To understand a thing a scientist first breaks it down to its component parts to see how all parts work together.  This is the way most science works currently.  It is presumed in most sciences that, if the object of study is not first dissembled, it cannot be understood.  Dutiful as people are, most of us approach the world with the same assumption, that nothing can be learned about anything until you first break it in pieces. 

There is little in our world that tells us that we can learn anything about how a thing works by simply observing it whole and in action.That’s why Frankenstein is such a compelling figure because we can understand intuitively that, if we take an arm here, a leg there, a stomach, a spleen, liver, digestive tube, bladder, kidneys, tongue, eyeballs, brain, all the component parts of a human, and sew them together somehow we will create a human being.  And when we see this done before our eyes and recognize a Boris Karloff lumbering around we see ourselves or how we perceive ourselves, as a misshapen patchwork of parts that may not look or work the way we want, that feels ungainly whether pleasant or unpleasant to look at and that is received either with warm acceptance or rejection for reasons that are not always clear to us.

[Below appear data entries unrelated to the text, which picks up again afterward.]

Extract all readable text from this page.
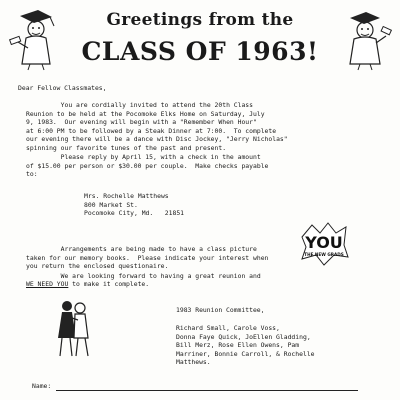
Greetings from the
CLASS OF 1963!
Dear Fellow Classmates,
You are cordially invited to attend the 20th Class
Reunion to be held at the Pocomoke Elks Home on Saturday, July
9, 1983.  Our evening will begin with a "Remember When Hour"
at 6:00 PM to be followed by a Steak Dinner at 7:00.  To complete
our evening there will be a dance with Disc Jockey, "Jerry Nicholas"
spinning our favorite tunes of the past and present.
Please reply by April 15, with a check in the amount
of $15.00 per person or $30.00 per couple.  Make checks payable
to:
Mrs. Rochelle Matthews
800 Market St.
Pocomoke City, Md.   21851
YOU
THE NEW GRADS
Arrangements are being made to have a class picture
taken for our memory books.  Please indicate your interest when
you return the enclosed questionaire.
We are looking forward to having a great reunion and
WE NEED YOU to make it complete.
1983 Reunion Committee,
Richard Small, Carole Voss,
Donna Faye Quick, JoEllen Gladding,
Bill Merz, Rose Ellen Owens, Pam
Marriner, Bonnie Carroll, & Rochelle
Matthews.
Name:
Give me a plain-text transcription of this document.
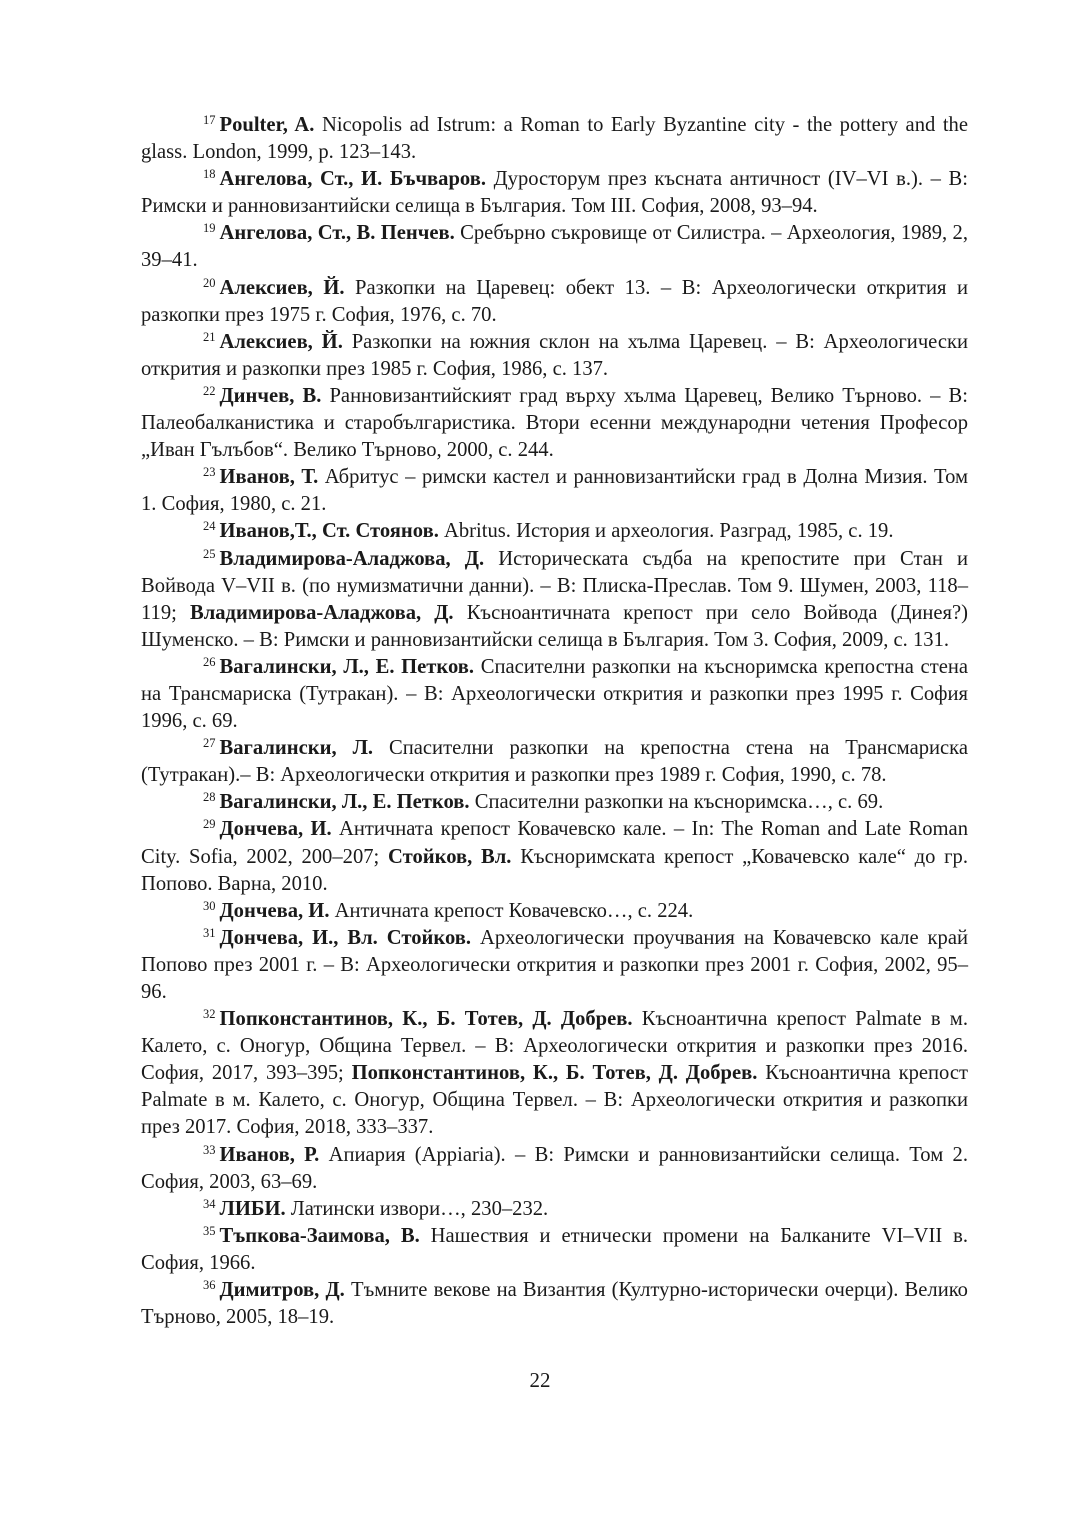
$^{17}$ Poulter, A. Nicopolis ad Istrum: a Roman to Early Byzantine city - the pottery and the glass. London, 1999, p. 123–143.

$^{18}$ Ангелова, Ст., И. Бъчваров. Дуросторум през късната античност (IV–VI в.). – В: Римски и ранновизантийски селища в България. Том III. София, 2008, 93–94.

$^{19}$ Ангелова, Ст., В. Пенчев. Сребърно съкровище от Силистра. – Археология, 1989, 2, 39–41.

$^{20}$ Алексиев, Й. Разкопки на Царевец: обект 13. – В: Археологически открития и разкопки през 1975 г. София, 1976, с. 70.

$^{21}$ Алексиев, Й. Разкопки на южния склон на хълма Царевец. – В: Археологически открития и разкопки през 1985 г. София, 1986, с. 137.

$^{22}$ Динчев, В. Ранновизантийският град върху хълма Царевец, Велико Търново. – В: Палеобалканистика и старобългаристика. Втори есенни международни четения Професор „Иван Гълъбов“. Велико Търново, 2000, с. 244.

$^{23}$ Иванов, Т. Абритус – римски кастел и ранновизантийски град в Долна Мизия. Том 1. София, 1980, с. 21.

$^{24}$ Иванов,Т., Ст. Стоянов. Abritus. История и археология. Разград, 1985, с. 19.

$^{25}$ Владимирова-Аладжова, Д. Историческата съдба на крепостите при Стан и Войвода V–VII в. (по нумизматични данни). – В: Плиска-Преслав. Том 9. Шумен, 2003, 118–119; Владимирова-Аладжова, Д. Късноантичната крепост при село Войвода (Динея?) Шуменско. – В: Римски и ранновизантийски селища в България. Том 3. София, 2009, с. 131.

$^{26}$ Вагалински, Л., Е. Петков. Спасителни разкопки на късноримска крепостна стена на Трансмариска (Тутракан). – В: Археологически открития и разкопки през 1995 г. София 1996, с. 69.

$^{27}$ Вагалински, Л. Спасителни разкопки на крепостна стена на Трансмариска (Тутракан).– В: Археологически открития и разкопки през 1989 г. София, 1990, с. 78.

$^{28}$ Вагалински, Л., Е. Петков. Спасителни разкопки на късноримска…, с. 69.

$^{29}$ Дончева, И. Античната крепост Ковачевско кале. – In: The Roman and Late Roman City. Sofia, 2002, 200–207; Стойков, Вл. Късноримската крепост „Ковачевско кале“ до гр. Попово. Варна, 2010.

$^{30}$ Дончева, И. Античната крепост Ковачевско…, с. 224.

$^{31}$ Дончева, И., Вл. Стойков. Археологически проучвания на Ковачевско кале край Попово през 2001 г. – В: Археологически открития и разкопки през 2001 г. София, 2002, 95–96.

$^{32}$ Попконстантинов, К., Б. Тотев, Д. Добрев. Късноантична крепост Palmate в м. Калето, с. Оногур, Община Тервел. – В: Археологически открития и разкопки през 2016. София, 2017, 393–395; Попконстантинов, К., Б. Тотев, Д. Добрев. Късноантична крепост Palmate в м. Калето, с. Оногур, Община Тервел. – В: Археологически открития и разкопки през 2017. София, 2018, 333–337.

$^{33}$ Иванов, Р. Апиария (Appiaria). – В: Римски и ранновизантийски селища. Том 2. София, 2003, 63–69.

$^{34}$ ЛИБИ. Латински извори…, 230–232.

$^{35}$ Тъпкова-Заимова, В. Нашествия и етнически промени на Балканите VI–VII в. София, 1966.

$^{36}$ Димитров, Д. Тъмните векове на Византия (Културно-исторически очерци). Велико Търново, 2005, 18–19.

22
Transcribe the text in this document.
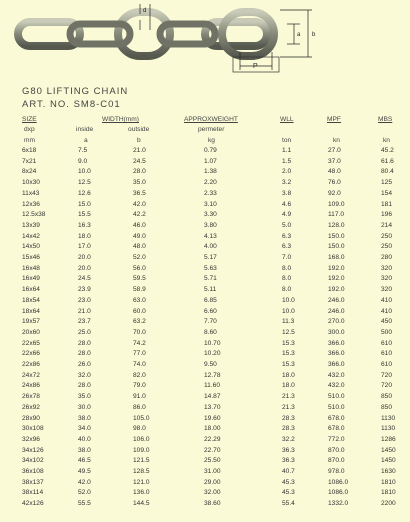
d
a b
P
G80 LIFTING CHAIN
ART. NO. SM8-C01
SIZE	WIDTH(mm)	APPROXWEIGHT	WLL	MPF	MBS
dxp	inside	outside	permeter
mm	a	b	kg	ton	kn	kn
6x18	7.5	21.0	0.79	1.1	27.0	45.2
7x21	9.0	24.5	1.07	1.5	37.0	61.6
8x24	10.0	28.0	1.38	2.0	48.0	80.4
10x30	12.5	35.0	2.20	3.2	76.0	125
11x43	12.6	36.5	2.33	3.8	92.0	154
12x36	15.0	42.0	3.10	4.6	109.0	181
12.5x38	15.5	42.2	3.30	4.9	117.0	196
13x39	16.3	46.0	3.80	5.0	128.0	214
14x42	18.0	49.0	4.13	6.3	150.0	250
14x50	17.0	48.0	4.00	6.3	150.0	250
15x46	20.0	52.0	5.17	7.0	168.0	280
16x48	20.0	56.0	5.63	8.0	192.0	320
16x49	24.5	59.5	5.71	8.0	192.0	320
16x64	23.9	58.9	5.11	8.0	192.0	320
18x54	23.0	63.0	6.85	10.0	246.0	410
18x64	21.0	60.0	6.60	10.0	246.0	410
19x57	23.7	63.2	7.70	11.3	270.0	450
20x60	25.0	70.0	8.60	12.5	300.0	500
22x65	28.0	74.2	10.70	15.3	366.0	610
22x66	28.0	77.0	10.20	15.3	366.0	610
22x86	26.0	74.0	9.50	15.3	366.0	610
24x72	32.0	82.0	12.78	18.0	432.0	720
24x86	28.0	79.0	11.60	18.0	432.0	720
26x78	35.0	91.0	14.87	21.3	510.0	850
26x92	30.0	86.0	13.70	21.3	510.0	850
28x90	38.0	105.0	19.60	28.3	678.0	1130
30x108	34.0	98.0	18.00	28.3	678.0	1130
32x96	40.0	106.0	22.29	32.2	772.0	1286
34x126	38.0	109.0	22.70	36.3	870.0	1450
34x102	46.5	121.5	25.50	36.3	870.0	1450
36x108	49.5	128.5	31.00	40.7	978.0	1630
38x137	42.0	121.0	29.00	45.3	1086.0	1810
38x114	52.0	136.0	32.00	45.3	1086.0	1810
42x126	55.5	144.5	38.60	55.4	1332.0	2200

 People have these perceptions about themselves, perceptions that I see as untested hypotheses, but that are the framework of how we understand things in our world.  Skinny people think of themselves as fat and fat people as skinny.  Then, we have our own ideas about each other, projecting our perceptions, myths, and fantasies about each other that are the basis of how we interpret our daily experience, most of which may be inaccurate, but that allows us to function without taking a moment to reflect or to observe what part of it, if any, is true.

 It is in these moments of considering what we think we know that we stop for a moment and look down at the family dog.  Poor little thing is looking up at us as we look down at it and its tail wags, happy for even a moment of exchanging glances.  Perhaps it will get a treat.  Maybe it’s worth giving it a pet because petting makes us feel good.  We let ourselves believe that we love it, while we also choose to believe that the dog loves us with the only evidence being the wagging of the tail, perhaps a nuzzle.  But there is no objective evidence that any of this is real, something that gives us a little comfort before we retire to our basement laboratory where we go back to attaching limbs and guts and brains, inserting an electrode or two to make the whole of our labors seem real, like we are doing something that will prove our and the monster’s validity as a person. 

 Even if conscious, the poor dog will never be able to understand or appreciate this, what it takes to put kibble in the bowl or to create a living being to lumber stiff-limbed around the room and out the door to its own uncertain fate (or ours if the villagers come after us with torches and pitchforks.)  Our dog proves to be the only thing that stands between us- our thoughts, beliefs, and labors- and the real world.  It attends us even after we watch the last test-tube, Bunsen burner, operating table, cable, and kite being smashed to smithereens in the basement and those large and defiant fists pounding on the door to get into the house to finally kill us for daring to alter Nature. 

 Whew!  We just managed to get away, although the dog would always know better than to get close to that creature and will be too quick to let the monster get hold of it, unless it tries to take a chunk out of that large, meaty haunch.  It knows better than we do because the thing does not move like a human.  Moreover, each part smells like it belongs to someone else, each like a different neighbor or relative, despite being a little fetid, and therefore is not to be trusted, while we know the creature as being made by us.  Ah, we recall, I got that part from Uncle Enos before they found him, that from Aunt Enid when she fell in the hole because she wasn’t looking, and that came from a night of digging with my comrades in the graveyard.  That one came from the gravedigger, but no one liked him anyway because he was believed to be digging up and selling bodies to the local laboratory for research.  Damn bastard deserved what I did to him!  Ah, for those pleasant days when I was simply sewing people together from parts!

 But, it’s the dog we need to pay attention to, the one that begs for attention, that needs to be observed.  More than that, the dog likes it.

 Well, we think, it doesn’t take much to investigate this little creature.  It hasn’t much of a brain.  It’s rather primitive in its wants.  Not a lot to look at really.  Maybe take off the top and have a look at its brain to see about the wagging tail, salivation and digestion.  Pavlov did that already though.

 But, why, I wonder, do you have to open the head at all to understand its contents, whether man or beast?  The real question here is why the dog likes you at all?  Shouldn’t it know better than to trust as unpredictable an animal as Man, especially one like you?  What brain function is involved anyway?  The answer is simple enough.  The poor dog has a limbic system, too, its own lizard in its skull that makes it feel in synchrony with us.  We like it and show it affection; and the dog, for all its cognitive limitations, likes us.  Who could possibly imagine?  “I scarcely like myself, but the poor, dumb, little thing likes me.”

 Is it so hard to imagine that one could simply try to understand a phenomenon by observing it as it is without altering it?   And still I will argue that this is the first necessary step before you start examining pieces.  Why?  Because there may be other things involved, things other than the parts you think are worth looking at.  The parts may be pernicious, but in the end the whole is more likely to kill you outright.